Just as storms form because of a combination of climatic condition, so too does depression.
For law students, their personality types (often neurotic, perfectionist and overachieving), run head on into the pessimistic thinking style they learn in law school – the buzz saw of learning to “think like a lawyer.” This pessimistic style, finds trouble everywhere it looks. It may make us good lawyers, but often unhappy – and depressed – human beings.

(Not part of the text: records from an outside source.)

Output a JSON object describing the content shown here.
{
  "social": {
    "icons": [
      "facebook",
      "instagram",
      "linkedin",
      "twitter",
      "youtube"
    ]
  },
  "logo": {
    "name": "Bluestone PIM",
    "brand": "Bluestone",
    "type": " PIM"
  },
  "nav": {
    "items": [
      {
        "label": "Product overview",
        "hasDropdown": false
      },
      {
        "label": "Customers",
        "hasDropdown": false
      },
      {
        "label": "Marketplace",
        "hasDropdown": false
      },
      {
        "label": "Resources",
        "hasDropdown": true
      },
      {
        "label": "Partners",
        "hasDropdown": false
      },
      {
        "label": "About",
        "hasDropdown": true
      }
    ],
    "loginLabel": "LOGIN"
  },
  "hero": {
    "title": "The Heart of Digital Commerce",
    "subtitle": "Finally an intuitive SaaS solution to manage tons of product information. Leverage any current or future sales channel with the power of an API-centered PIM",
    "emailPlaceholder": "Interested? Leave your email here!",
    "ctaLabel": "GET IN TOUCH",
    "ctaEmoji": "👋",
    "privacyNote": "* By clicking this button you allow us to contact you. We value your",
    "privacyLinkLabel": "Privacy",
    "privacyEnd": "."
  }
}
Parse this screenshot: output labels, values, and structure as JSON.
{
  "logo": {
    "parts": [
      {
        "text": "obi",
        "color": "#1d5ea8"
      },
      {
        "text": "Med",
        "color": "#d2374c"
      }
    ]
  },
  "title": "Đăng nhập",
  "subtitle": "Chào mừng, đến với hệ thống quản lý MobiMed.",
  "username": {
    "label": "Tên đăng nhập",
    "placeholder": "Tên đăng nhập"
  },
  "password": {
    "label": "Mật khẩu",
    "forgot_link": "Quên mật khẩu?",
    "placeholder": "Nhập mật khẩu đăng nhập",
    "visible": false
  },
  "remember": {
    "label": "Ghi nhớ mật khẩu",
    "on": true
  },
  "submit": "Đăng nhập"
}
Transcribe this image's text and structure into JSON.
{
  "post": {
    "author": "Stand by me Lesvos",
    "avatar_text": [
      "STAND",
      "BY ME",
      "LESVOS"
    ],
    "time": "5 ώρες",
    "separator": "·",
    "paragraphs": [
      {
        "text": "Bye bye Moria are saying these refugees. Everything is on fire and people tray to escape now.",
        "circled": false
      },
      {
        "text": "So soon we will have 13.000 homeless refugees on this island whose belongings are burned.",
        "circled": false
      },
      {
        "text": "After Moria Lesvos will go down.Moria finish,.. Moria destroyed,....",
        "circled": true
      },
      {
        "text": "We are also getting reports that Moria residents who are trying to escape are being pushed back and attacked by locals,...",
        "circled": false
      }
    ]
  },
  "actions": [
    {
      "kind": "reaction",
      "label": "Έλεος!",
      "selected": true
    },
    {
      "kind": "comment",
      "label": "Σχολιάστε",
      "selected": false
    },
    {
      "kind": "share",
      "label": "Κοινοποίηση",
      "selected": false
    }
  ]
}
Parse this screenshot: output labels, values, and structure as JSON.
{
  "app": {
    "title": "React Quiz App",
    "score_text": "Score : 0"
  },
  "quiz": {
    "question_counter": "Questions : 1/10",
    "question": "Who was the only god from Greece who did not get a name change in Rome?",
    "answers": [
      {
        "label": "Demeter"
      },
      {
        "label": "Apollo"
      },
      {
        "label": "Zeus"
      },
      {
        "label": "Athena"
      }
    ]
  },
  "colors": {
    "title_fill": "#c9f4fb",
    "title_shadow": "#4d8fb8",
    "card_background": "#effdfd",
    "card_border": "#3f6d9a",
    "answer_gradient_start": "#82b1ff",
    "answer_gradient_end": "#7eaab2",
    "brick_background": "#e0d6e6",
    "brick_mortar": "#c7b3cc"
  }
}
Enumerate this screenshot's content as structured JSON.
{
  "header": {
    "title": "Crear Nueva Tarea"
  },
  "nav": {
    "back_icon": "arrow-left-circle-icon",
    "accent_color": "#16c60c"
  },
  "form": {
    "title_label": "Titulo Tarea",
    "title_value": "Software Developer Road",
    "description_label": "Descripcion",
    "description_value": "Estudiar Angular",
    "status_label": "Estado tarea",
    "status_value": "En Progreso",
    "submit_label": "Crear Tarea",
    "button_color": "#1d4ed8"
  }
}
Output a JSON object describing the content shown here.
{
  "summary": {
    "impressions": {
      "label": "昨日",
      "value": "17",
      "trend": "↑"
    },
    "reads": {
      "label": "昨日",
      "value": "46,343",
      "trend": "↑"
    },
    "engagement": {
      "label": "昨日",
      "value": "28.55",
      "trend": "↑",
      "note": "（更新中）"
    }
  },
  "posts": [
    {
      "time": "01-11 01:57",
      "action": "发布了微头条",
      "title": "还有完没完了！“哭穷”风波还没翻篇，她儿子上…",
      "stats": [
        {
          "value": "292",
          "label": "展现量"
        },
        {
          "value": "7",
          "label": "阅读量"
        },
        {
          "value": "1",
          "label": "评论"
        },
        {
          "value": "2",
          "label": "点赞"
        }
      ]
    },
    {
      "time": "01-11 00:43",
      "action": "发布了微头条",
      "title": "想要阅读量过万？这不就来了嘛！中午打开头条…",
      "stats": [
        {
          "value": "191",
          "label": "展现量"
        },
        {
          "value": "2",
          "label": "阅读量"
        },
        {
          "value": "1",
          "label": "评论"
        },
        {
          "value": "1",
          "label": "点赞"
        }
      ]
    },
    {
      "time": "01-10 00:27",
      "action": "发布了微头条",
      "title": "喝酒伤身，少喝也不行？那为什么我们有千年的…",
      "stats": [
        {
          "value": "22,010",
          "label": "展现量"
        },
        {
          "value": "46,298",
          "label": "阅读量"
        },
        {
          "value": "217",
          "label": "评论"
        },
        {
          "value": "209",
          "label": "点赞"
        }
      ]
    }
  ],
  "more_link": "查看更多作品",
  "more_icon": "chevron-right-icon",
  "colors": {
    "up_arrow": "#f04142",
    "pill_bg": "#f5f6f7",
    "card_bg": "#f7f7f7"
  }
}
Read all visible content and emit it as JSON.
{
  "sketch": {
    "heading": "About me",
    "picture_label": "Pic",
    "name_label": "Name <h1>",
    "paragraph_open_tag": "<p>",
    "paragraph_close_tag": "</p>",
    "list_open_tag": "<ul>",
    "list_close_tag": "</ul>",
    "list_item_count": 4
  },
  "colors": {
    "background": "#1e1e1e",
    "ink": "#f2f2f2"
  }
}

For practicing lawyers, the qualities they took into and learned from law school meet head on with the extraordinary demands of a modern law practice. We’ve come to name those who grew up and fought in World War II “The Greatest Generation.” Perhaps today’s lawyers might be thought of as “The Driven Generation.” Law has become less of a profession and more of a business.
For a lawyer who has goes through a relapse of depression, it’s often befuddling to them why they’re they are going through all this shit again. But regardless of the reason, there you are in the thick of it; the vaporous stink of depression has fallen on you like used up coffee grounds. It seems, most assuredly, unfair. Yet, there it is.
Here are some thoughts about preventing relapse and how to keep you feeling well:
- Learn about how your depression expresses itself. When you start to experience the early warning signs of a depression, talk about with a professional. Read 5 Depression Relapse Triggers to Watch For which should give you some further signs to watch for.
- Watch your thoughts. In myself, I can see a shift from a relatively optimistic outlook to a pessimistic one. I am quicker to judge others and assume the worst about them and their behavior – as well as myself. When not in this space, I am likely to be more forgiving and – I am sure my wife would agree – easier to hang out with! Read, Therapy Better Than Antidepressants at Heading Off New Bout Triggered by Sadness.
- People who relapse are often people who stop taking their medication. They do so because they’ve been taking it for awhile, feel better and decide they just don’t want to take it anymore. This can often have disastrous consequences: a return of depression or even suicide. Beware of this and carefully plan out with a professional how to taper off medication if that’s where you would like to go. Read, What is Depression Relapse and Can It Happen to Me?